Nel raccontare lo smarrimento dello sconfitto, Steinbeck non manca mai di sottolineare la sua inviolabile capacità di resistenza non tanto e non solo alle contingenze sfavorevoli ma a qualsiasi cosa venga percepita come essenzialmente ingiusta, come contraria a tutto quanto si possa definire proprio dell’essere umano, connaturato alla sua natura intesa nel senso più nobile del termine; ed è proprio in virtù di questa categoria dell’essere che lo stato di cose descritto all’inizio del libro si trasforma, passo dopo passo, come fosse una sentenza già scritta in attesa di venir applicata, nel suo opposto.
Ha dunque i chiari contorni di un apologo questo romanzo di John Steinbeck, il suo narrare ha uno scopo, conduce in una direzione precisa; in questo senso, gli equilibri fittizi del racconto (che vede chiaramente schierata da una parte la ragione e dall’altra il torto) non sono che strumenti al servizio della tesi che si vuole argomentare e difendere; non si tratta di ingenuità o difetti, ma di scelte deliberate, le quali, tuttavia, pur nella loro evidenza, sembrano farsi da parte di fronte a qualcosa di più importante, solido e definitivo: il sincero, commosso umanesimo dell’autore, il pietoso sguardo che egli getta intorno a sé.

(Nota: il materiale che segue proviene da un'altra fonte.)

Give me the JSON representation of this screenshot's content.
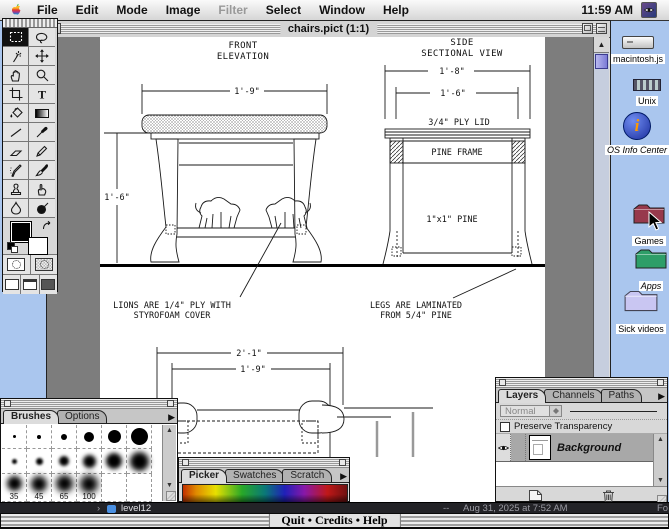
{
  "menu_bar": {
    "items": [
      {
        "label": "File",
        "enabled": true
      },
      {
        "label": "Edit",
        "enabled": true
      },
      {
        "label": "Mode",
        "enabled": true
      },
      {
        "label": "Image",
        "enabled": true
      },
      {
        "label": "Filter",
        "enabled": false
      },
      {
        "label": "Select",
        "enabled": true
      },
      {
        "label": "Window",
        "enabled": true
      },
      {
        "label": "Help",
        "enabled": true
      }
    ],
    "clock": "11:59 AM"
  },
  "window": {
    "title": "chairs.pict (1:1)"
  },
  "drawing": {
    "front": {
      "title1": "FRONT",
      "title2": "ELEVATION",
      "width_dim": "1'-9\"",
      "height_dim": "1'-6\""
    },
    "side": {
      "title1": "SIDE",
      "title2": "SECTIONAL VIEW",
      "outer_dim": "1'-8\"",
      "inner_dim": "1'-6\"",
      "lid_label": "3/4\" PLY LID",
      "frame_label": "PINE FRAME",
      "pine_label": "1\"x1\" PINE"
    },
    "plan": {
      "outer_dim": "2'-1\"",
      "inner_dim": "1'-9\""
    },
    "notes": {
      "lions1": "LIONS ARE 1/4\" PLY WITH",
      "lions2": "STYROFOAM COVER",
      "legs1": "LEGS ARE LAMINATED",
      "legs2": "FROM 5/4\" PINE"
    }
  },
  "toolbox": {
    "tools": [
      "Rectangular Marquee",
      "Lasso",
      "Magic Wand",
      "Move",
      "Hand",
      "Zoom",
      "Crop",
      "Type",
      "Paint Bucket",
      "Gradient",
      "Line",
      "Eyedropper",
      "Eraser",
      "Pencil",
      "Airbrush",
      "Paintbrush",
      "Rubber Stamp",
      "Smudge",
      "Blur",
      "Toning"
    ]
  },
  "brushes": {
    "tabs": [
      "Brushes",
      "Options"
    ],
    "sizes": [
      "35",
      "45",
      "65",
      "100"
    ]
  },
  "picker": {
    "tabs": [
      "Picker",
      "Swatches",
      "Scratch"
    ]
  },
  "layers": {
    "tabs": [
      "Layers",
      "Channels",
      "Paths"
    ],
    "blend_mode": "Normal",
    "preserve_label": "Preserve Transparency",
    "layer_name": "Background"
  },
  "desktop_icons": [
    {
      "label": "macintosh.js"
    },
    {
      "label": "Unix"
    },
    {
      "label": "OS Info Center"
    },
    {
      "label": "Games"
    },
    {
      "label": "Apps"
    },
    {
      "label": "Sick videos"
    }
  ],
  "finder_row": {
    "name": "level12",
    "dashes": "--",
    "date": "Aug 31, 2025 at 7:52 AM",
    "kind": "Fo"
  },
  "footer": {
    "label": "Quit • Credits • Help"
  },
  "glyphs": {
    "menu_arrow": "▶",
    "up": "▲",
    "down": "▼",
    "chevron": "›",
    "type_tool": "T",
    "info_i": "i"
  },
  "colors": {
    "desktop": "#aac6ee",
    "scroll_thumb": "#7b7bd6",
    "games_folder": "#97394c",
    "apps_folder": "#2e9e68",
    "videos_folder": "#c9c6f2",
    "info_blue": "#2244cc"
  }
}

Così, ecco che a unire in un unico, vibrante quadro di caduta e resurrezione è proprio l’elemento umano, l’appartenenza, per tutti la medesima, al consesso dei viventi, che fa sì che chiunque, al di là delle circostanze nelle quali in un determinato tempo si trova a vivere e operare, provi certi sentimenti, sia attanagliato dall’angoscia, bisognoso d’attenzione, affamato d’amore. Steinbeck racconta di una grigia fratellanza nella pena e nella sofferenza, di un inesprimibile anelito alla solidarietà che abbraccia aggressori e aggrediti, che nuovamente affratella, in una spasmodica ricerca di pace, Abele e Caino, che mette ognuno dinanzi alla feroce assurdità della contrapposizione e della battaglia, costringendolo a un liberatorio ripudio della perversa logica bellica dello sfruttamento.

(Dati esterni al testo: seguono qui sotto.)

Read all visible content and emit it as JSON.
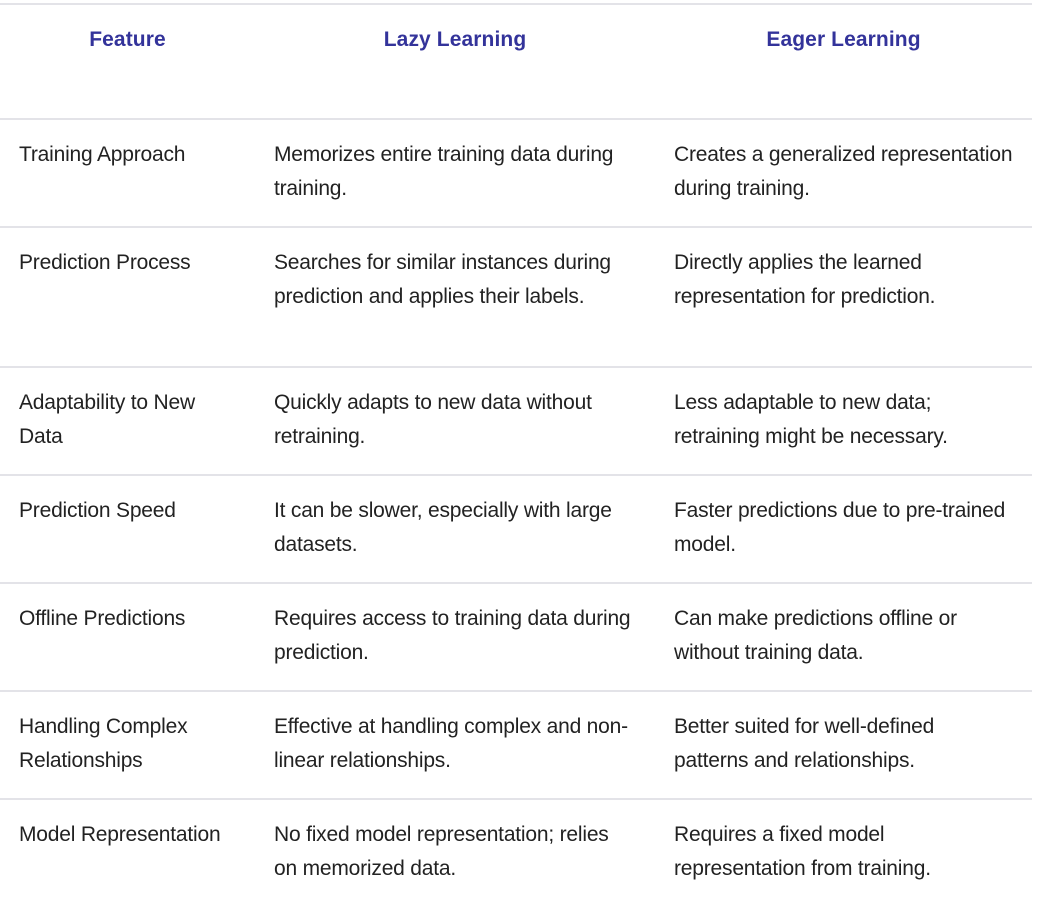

Nel disegno di Steinbeck, così carico di dolore e compassione, oltre quel che emerge, oltre al premio alla virtù e al castigo del vizio, oltre all’obbedienza dei fatti a un più elevato, metafisico ordine di giustizia – “I popoli non amano essere conquistati e per questo non lo saranno. Gli uomini liberi non possono scatenare una guerra, ma una volta che questa sia cominciata possono continuare a combattere nella sconfitta. Gli uomini-gregge, seguaci di un capo, non possono farlo, ed ecco perché sono sempre gli uomini-gregge che vincono le battaglie e gli uomini liberi che vincono le guerre. Vi accorgerete che è così, signore” – è il tragico destino comune degli uomini, vittime di guerra.
Eccovi l’incipit del romanzo. La traduzione, per Mondadori, è di Giorgio Monicelli.
Alle dieci e quarantacinque tutto era finito. La città era occupata, i difensori abbattuti e la guerra finita. L’invasore s’era preparato per questa campagna con la stessa cura che per altre di maggiore ampiezza.